Phagocytosis by macrophages: III. Effects of heat-labile opsonin and poly(L-lysine)

Abstract

To study the mechanism of action of fresh serum (heat-labile opsonin) and poly(L-lysine) (a non-physiological opsonin) on particle uptake by phagocytes, a kinetic analysis of attachment and ingestion of lipopolysaccharide-coated particles during phagocytosis by mouse peritoneal macrophages was undertaken. The relative attachment rate was obtained from the initial overall rate of phagocytosis. The ingestion rate constant was obtained from the time-course of ingestion of the particles attached to the cell surface into the cytoplasm, using spin-labelled paraffin particles and ascorbate, a membrane-impermeable reducing reagent. Although the lipopolysaccharide-coated particles readily attached to the cell surface, they were ingested to only a small extent. Treatment of the particles with poly(L-lysine) and fresh serum influenced both attachment and ingestion. Poly(L-lysine) greatly increased the attachment rate, whereas fresh serum decreased it. The attachment rate was found to be closely correlated with the difference in surface charge density of the particles caused by such treatments, increasing with the decrease in negative charge density.
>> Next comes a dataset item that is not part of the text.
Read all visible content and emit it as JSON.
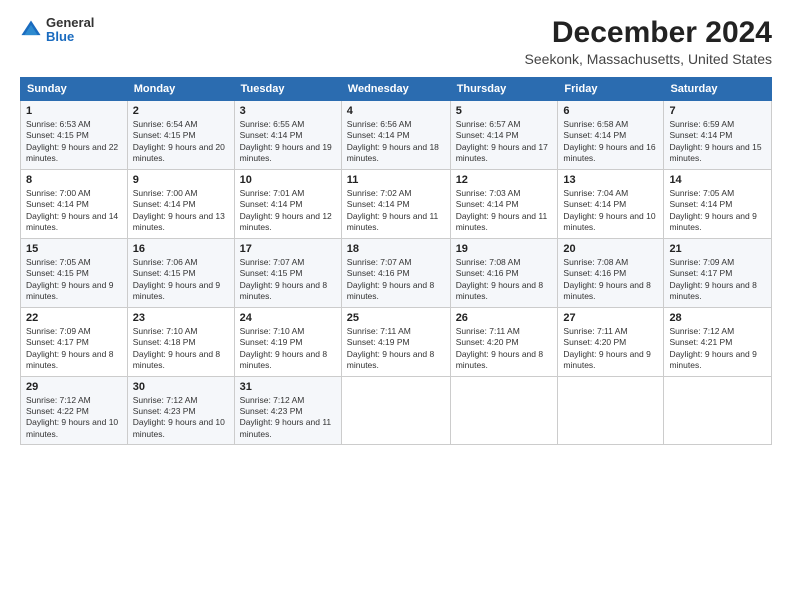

Attachment of particles treated with fresh serum was strongly dependent on incubation temperature, and was inhibited by treatment of the cells with cytochalasin B or trypsin, whereas attachment of poly(L-lysine)-treated particles was only slightly, if at all, dependent on incubation temperature or treatment. Divalent cations in the incubation medium stimulated attachment of fresh-serum-treated particles. Treatment of the particles with both poly(L-lysine) and fresh serum made it possible for the particles to be ingested into the cytoplasm. The ingestion rate constants (k) for the two types of particles were almost identical (k = 1’2 × 10⁻¹/min at 37°C), and they showed a similar temperature dependence. They were independent of the divalent cations in the incubation medium. Treatment of the cells with cytochalasin B inhibited ingestion. These results suggest that ingestion of the poly(L-lysine)-treated particles results from electrostatic non-specific interaction between the particles and the cell surface, whereas ingestion of the fresh-serum-treated particles results from specific interaction via ‘ligand-specific receptor)’ on the cell surface. Ingestion proceeded independently of such differences in the interaction, though attachment was strongly dependent on the electrostatic environment of the particle surface.